The Moon was not fond of this angry Sun, and so she sided with the Planet, and took a portion of the Sun's light for herself. She was envious of his brilliant fire, as she was just blackness, barely even noticeable in the dark sky. So then, she was silver, a new colour to understand, and she spun around the Planet, moving him quickly away from the bitterly angry Sun, who had been betrayed by both the Planet and Moon. He felt that they had plotted against him, aiming to take away both his helpless dreams and his fire, jealous of his ability to invent wholeness.

After a seemingly endless time of pondering his rage – in which he created many more Planets and Moons to fill the black-blue – he decided to abandon the rest of the broken dreams and set out to find the hiding Moon and Planet. Time did not heal his hurt and anger; if anything, time made it multiply and grow and develop into something rotten at the Sun's core. So he went to find them with only revenge in his mind, meaning he did not notice the broken dreams he'd carelessly thrown aside behind him following him.

He found the Moon and Planet, of course, in some deep, dark corner of the black-blue – it was not too hard, for all he had to find was the silver Moon, so stupid in her eagerness to have beauty in her palm. Longing gripped hold of the Sun suddenly; he did not understand it, so he rode his instinct, and violently took the Moon for himself. Satisfied, he turned away. Without warning, a strike of disgust and pain split his essence, leaking blood around himself, as he turned and saw a weeping Moon, who had no strength but to strike only once. The Planet, horrified, came forwards to save the tears of dazzling silver in his lands, unsure what else to do.

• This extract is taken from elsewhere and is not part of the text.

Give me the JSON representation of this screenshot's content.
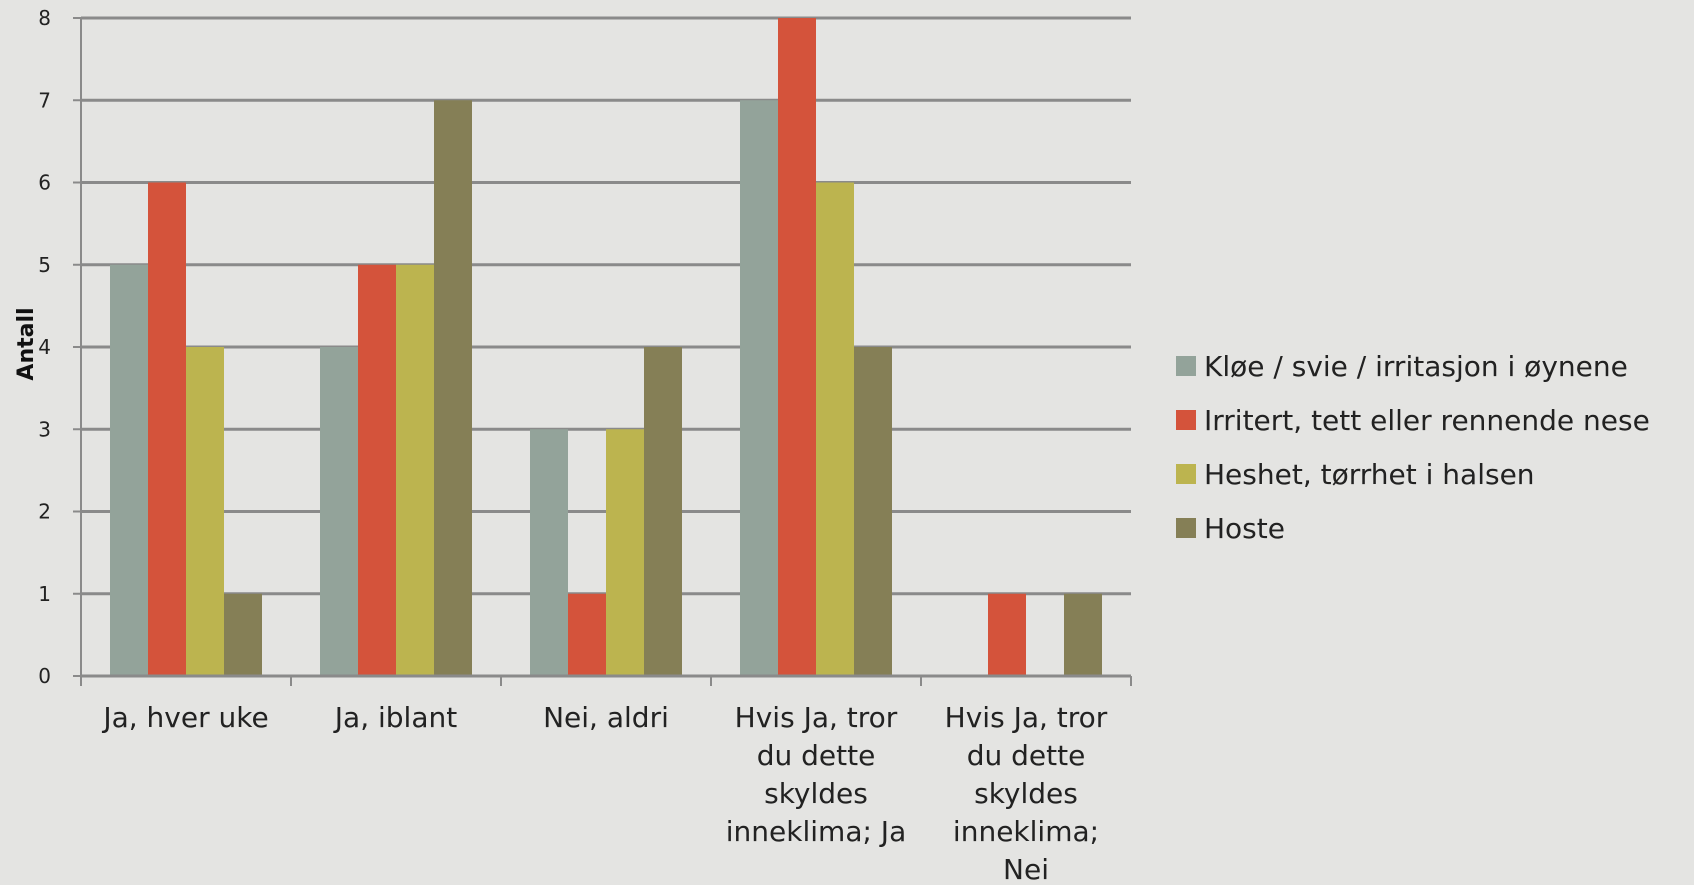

But he was too close, and abruptly, the Planet found himself in the Sun's embrace. There was no way to flee, no way to escape. He was now the Sun's marionette. The Moon, who had always been in the Planet's embrace, found that she, too, was unable to escape. Misery cut them both, fuelling more pain into the already-shed tears, which gathered on the surface of the Planet.

As for the Sun, he bled droplets onto the Planet, avoiding the Moon with all his might. He could not stand himself anymore; he could not remember who he used to be. The holes inside him, the flaws and the rotted emotions, they were not who he wanted to be. And the bleeding droplets just bounced on the Planet's surface, causing mountains to rise and valleys to clutch the tears in their grasps. The broken dreams, who had witnessed these events, flew from the Sun in panic, tumbling onto the Planet distractedly. And they formed into tiny beings, born of pain and fear and wretchedness. They were beings who were never meant for pure wholeness; they would always be looking for something more.

All the Sun had left was the stardust of drying blood around him. The Moon no longer held innocence and spent the rest of forever being chased by a Sun who only wanted to say sorry. And the Planet whispered legends into the ears of those who could hear so sensitively from upon its surface. Stories were much better than the truth, you see. Miracles were so much easier to believe in than a tale of misery and wickedness.